In their most desperate moments of fears, they 'recall' what they 'know' and calm themselves from within with the support of the thought. The thought 'moors' them and provides some solidity to their conscious experience. They feel "captains of their ship" and powerful in their ability to contain the tides.

Anyone who has tasted these horrendous experiences and who has turned inward, in love, to God, or the Universe, or whatever you want to call it, is acknowledging the deepest mystery that confronts the human condition: our embeddedness in a world where the essence works through us yet causes us to feel small and insignificant by the fact of our body and seperateness.

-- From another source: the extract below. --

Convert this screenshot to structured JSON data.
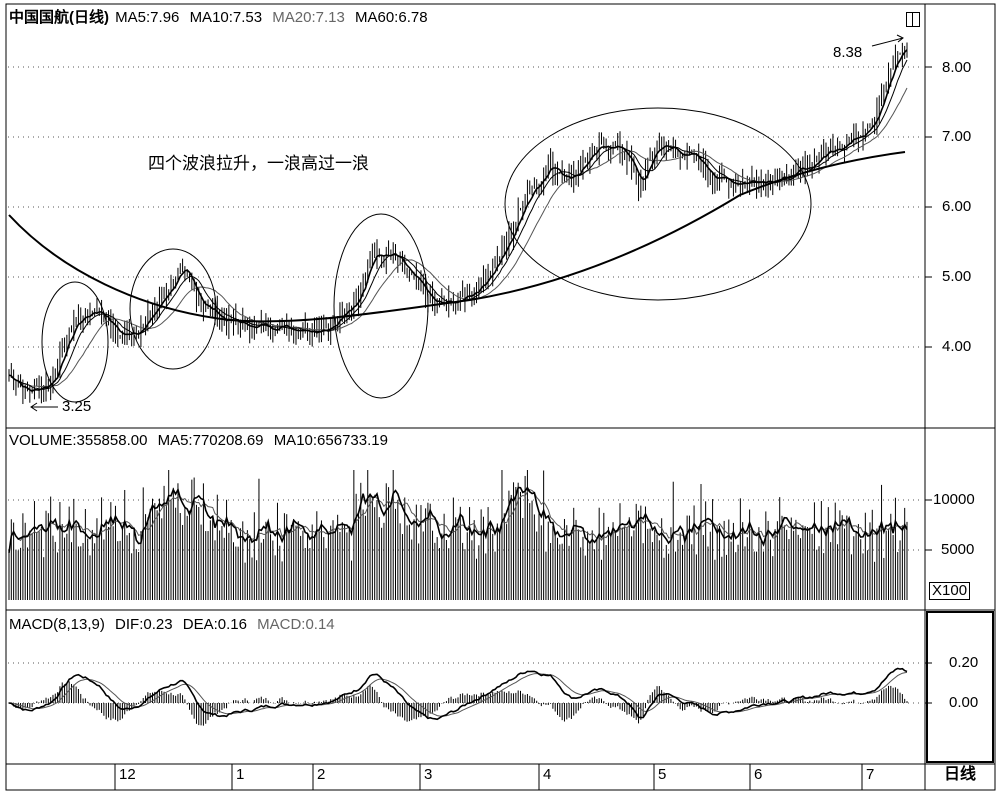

Life and healing comes from the inflow of that power - what can only be called a loving-kindness - into the heart and mind of the person. The viscera, before tightened and scored by anxious thoughts and feeling, is lightened by a feeling of tremendous gracefulness - peace - that paradoxically comes from a 'switching of perspective' from an act of thought. The thought sees the world and says to itself, suggestively, "relax", just 'accept', do not fight what is being felt, but just be with it. And why can we believe that we can 'just be with it'? Because we feel that love, that compassion, that lies at the core and center of human existence; built into us by the phylogeny of human evolution, and ingrained by the loving eyes of a mother.

The other is the fundamental "basis" of our capacity to feel love, to feel compassion, for ourselves, and for others. And in taking on such powerful experiences, the world becomes unified, compressed and folded inwards. Perception becomes more and more attuned, more and more secured by the eagerness of it's spiritness. With every thought upon feeling, a process already in motion becomes deepened, and the force which operates, as if, 'from without' becomes realized by virtue of it's organized 'containment' of the fear that it feels, by help, and with the support of the internalized "other".